Hello everyone! I have been a little bit absent lately due to *cough, cough* a lurgy that left me feeling feeble and pathetic. I also hurt my back with all the coughing and so am walking around like a pale, decrepit, phlegmy old thing. I had time off work – my boss made me – and moped about the house, sleeping and complaining about life. My Mum has also been unwell (and also has some worrying back problems) and so I’ve been worrying about her as well. Lots happening – family dramas, work issues, health concerns – and all of it inevitably provokes the anxiety monster that resides in me. I want to poke it with a stick and make it go away but it laughs in my face and makes its presence known with various aches, pains and physical ailments. I even got pimples! I don’t get pimples!!! I am forty three years old, for crying out loud – I didn’t even have pimples when I was a teenager.
Anyway, what I am trying to say is that I haven’t had much time (or energy) to do any crafting. I’ve attempted a few things but mostly just moved stuff around, squinted a lot and sighed heavily at my lack of artistic ability. My craft room looks worse than normal – I have had to make a little path from the doorway to the desk so I don’t trip and break my neck, falling over the various boxes of papers and supplies. I could tidy up, yes, but that would take up precious squinting and sighing time.
In the midst of all this creative slumpery, I did manage to complete one little collage-canvas and it is OK. I will settle for ok at the moment. I don’t want to throw it out the window or set it on fire, so that’s a good sign. The little lady on it did give me some stress – I stupidly painted her with gouache paint, not realising you couldn’t put gel medium over that (without it smearing and making an unholy mess) – but I repainted her with the usual acrylics and, in the end, I quite like her and her simplicity. I tried not to muck about too much. I am still not very good at faces, but am trying to just DO them and not get bent out of shape if they are not perfect. Her lips are well wonky. Don’t look at them.
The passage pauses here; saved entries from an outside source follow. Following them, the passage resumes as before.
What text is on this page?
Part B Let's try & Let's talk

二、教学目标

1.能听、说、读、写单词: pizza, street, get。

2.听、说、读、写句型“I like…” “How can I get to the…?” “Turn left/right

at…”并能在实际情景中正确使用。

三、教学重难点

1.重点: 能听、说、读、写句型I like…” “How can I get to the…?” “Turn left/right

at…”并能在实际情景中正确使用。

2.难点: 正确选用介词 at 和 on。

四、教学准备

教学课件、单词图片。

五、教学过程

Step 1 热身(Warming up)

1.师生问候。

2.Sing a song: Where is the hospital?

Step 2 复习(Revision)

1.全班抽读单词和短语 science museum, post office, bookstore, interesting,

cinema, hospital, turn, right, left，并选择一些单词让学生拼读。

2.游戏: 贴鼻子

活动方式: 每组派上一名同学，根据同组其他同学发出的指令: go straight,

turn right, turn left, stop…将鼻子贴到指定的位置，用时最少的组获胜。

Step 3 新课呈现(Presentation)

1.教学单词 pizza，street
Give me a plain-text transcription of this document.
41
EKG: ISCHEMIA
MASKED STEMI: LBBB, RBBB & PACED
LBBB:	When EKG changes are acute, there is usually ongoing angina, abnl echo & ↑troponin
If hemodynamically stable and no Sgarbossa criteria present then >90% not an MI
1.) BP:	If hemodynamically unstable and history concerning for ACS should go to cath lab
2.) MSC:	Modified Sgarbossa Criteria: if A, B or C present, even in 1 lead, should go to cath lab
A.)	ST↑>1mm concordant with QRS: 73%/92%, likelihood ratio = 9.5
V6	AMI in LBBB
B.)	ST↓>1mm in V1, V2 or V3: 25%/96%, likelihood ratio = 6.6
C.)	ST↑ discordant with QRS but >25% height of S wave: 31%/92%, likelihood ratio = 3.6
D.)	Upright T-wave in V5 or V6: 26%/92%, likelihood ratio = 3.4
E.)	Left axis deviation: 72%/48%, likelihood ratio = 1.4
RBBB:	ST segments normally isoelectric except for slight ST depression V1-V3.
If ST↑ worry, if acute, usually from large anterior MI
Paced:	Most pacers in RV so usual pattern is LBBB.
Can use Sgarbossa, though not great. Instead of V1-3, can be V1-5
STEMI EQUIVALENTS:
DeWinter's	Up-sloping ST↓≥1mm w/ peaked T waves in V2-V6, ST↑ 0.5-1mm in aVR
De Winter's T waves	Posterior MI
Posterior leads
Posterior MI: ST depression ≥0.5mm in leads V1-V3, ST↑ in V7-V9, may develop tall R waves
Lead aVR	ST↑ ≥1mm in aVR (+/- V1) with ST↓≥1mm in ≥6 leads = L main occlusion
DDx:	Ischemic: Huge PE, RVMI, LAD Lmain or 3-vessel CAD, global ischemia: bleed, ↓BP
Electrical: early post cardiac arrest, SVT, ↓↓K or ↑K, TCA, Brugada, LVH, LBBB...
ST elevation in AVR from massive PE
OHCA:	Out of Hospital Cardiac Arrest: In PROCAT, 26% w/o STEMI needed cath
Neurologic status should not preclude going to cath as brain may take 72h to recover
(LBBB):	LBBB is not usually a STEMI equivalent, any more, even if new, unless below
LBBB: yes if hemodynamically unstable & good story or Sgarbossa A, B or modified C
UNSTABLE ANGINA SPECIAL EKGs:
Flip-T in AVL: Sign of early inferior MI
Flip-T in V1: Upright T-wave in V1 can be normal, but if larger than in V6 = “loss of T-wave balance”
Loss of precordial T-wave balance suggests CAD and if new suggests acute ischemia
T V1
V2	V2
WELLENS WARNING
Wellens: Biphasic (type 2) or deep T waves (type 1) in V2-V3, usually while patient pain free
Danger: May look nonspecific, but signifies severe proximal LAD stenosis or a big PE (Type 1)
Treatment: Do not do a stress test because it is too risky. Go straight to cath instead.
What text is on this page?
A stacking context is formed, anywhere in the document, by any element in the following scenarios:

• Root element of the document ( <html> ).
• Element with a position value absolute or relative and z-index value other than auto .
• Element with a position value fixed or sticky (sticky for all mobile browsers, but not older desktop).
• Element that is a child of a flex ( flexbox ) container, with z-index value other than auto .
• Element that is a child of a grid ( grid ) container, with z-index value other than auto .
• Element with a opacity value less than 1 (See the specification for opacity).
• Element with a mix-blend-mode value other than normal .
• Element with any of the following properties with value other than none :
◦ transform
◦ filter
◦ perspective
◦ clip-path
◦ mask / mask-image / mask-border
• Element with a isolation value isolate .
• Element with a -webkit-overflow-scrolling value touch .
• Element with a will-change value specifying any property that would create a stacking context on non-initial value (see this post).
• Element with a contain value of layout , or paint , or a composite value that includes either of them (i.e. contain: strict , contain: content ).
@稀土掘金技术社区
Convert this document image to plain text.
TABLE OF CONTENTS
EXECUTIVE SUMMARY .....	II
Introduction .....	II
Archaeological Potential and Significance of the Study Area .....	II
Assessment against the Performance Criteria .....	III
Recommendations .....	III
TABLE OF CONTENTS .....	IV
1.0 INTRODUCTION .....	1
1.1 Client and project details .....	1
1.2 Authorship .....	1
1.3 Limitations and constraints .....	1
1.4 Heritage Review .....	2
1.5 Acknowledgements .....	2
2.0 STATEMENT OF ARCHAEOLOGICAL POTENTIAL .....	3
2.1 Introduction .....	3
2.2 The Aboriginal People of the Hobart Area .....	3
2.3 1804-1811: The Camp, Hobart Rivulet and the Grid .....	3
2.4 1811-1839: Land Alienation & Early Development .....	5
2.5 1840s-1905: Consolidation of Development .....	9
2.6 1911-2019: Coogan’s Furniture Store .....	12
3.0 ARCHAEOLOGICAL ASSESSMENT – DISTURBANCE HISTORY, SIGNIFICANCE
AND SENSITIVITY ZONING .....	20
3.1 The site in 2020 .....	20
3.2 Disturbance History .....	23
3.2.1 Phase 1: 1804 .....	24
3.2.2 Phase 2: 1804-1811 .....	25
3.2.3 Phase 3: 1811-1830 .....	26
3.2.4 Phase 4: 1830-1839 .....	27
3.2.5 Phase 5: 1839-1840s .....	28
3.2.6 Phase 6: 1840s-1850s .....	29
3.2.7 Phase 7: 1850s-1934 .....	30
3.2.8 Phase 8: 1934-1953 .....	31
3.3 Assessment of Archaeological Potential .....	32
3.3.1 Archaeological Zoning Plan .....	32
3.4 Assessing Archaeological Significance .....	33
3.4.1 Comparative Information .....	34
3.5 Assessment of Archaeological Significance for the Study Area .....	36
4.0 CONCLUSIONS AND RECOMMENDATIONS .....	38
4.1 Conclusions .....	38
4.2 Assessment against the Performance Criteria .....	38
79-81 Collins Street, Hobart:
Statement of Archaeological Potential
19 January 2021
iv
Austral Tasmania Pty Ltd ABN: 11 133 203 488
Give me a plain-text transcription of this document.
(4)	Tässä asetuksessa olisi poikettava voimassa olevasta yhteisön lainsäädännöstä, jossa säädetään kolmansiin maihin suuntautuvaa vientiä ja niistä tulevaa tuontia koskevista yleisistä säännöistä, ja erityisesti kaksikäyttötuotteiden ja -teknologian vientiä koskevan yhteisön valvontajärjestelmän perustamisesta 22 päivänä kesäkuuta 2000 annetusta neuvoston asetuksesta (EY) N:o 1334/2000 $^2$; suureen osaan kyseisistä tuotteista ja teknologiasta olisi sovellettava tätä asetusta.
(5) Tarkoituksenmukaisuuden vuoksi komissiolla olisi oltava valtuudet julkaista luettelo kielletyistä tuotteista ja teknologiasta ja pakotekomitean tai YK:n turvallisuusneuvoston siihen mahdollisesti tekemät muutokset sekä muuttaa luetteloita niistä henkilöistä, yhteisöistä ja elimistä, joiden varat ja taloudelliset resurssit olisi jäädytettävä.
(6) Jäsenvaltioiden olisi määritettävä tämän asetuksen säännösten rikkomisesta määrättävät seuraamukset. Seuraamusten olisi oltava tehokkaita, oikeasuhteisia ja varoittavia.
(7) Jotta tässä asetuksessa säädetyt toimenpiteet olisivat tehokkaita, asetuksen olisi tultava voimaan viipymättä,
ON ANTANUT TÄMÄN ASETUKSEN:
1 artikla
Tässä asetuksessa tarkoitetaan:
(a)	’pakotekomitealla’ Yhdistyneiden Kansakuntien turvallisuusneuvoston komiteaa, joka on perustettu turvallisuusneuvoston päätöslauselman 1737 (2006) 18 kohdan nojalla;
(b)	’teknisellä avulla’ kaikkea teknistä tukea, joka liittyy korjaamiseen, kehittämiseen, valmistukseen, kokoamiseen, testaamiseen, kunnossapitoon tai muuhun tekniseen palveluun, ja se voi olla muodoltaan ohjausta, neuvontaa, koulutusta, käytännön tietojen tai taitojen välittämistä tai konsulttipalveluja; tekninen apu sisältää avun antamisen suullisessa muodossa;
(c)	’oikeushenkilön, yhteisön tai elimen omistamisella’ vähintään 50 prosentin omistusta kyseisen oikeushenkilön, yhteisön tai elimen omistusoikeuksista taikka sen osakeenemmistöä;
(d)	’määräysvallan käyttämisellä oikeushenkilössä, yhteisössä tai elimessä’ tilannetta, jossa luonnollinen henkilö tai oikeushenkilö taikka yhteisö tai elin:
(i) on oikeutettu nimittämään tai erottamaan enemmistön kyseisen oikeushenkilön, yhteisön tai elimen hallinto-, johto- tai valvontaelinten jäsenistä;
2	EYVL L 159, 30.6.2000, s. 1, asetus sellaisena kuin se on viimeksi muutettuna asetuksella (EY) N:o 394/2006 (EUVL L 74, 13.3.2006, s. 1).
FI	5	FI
So, in essence, I tried to zen out and be “quiet and content” with this piece. The background actually looks like a single piece of text paper, but I actually collaged lots of torn pieces from different pages and then distressed / painted over it. That was the easy bit that required no swearing or nervous breakdowns (gouache – I am talking to you!).
Hope you are all well right now and having a happy week. Where is the year going?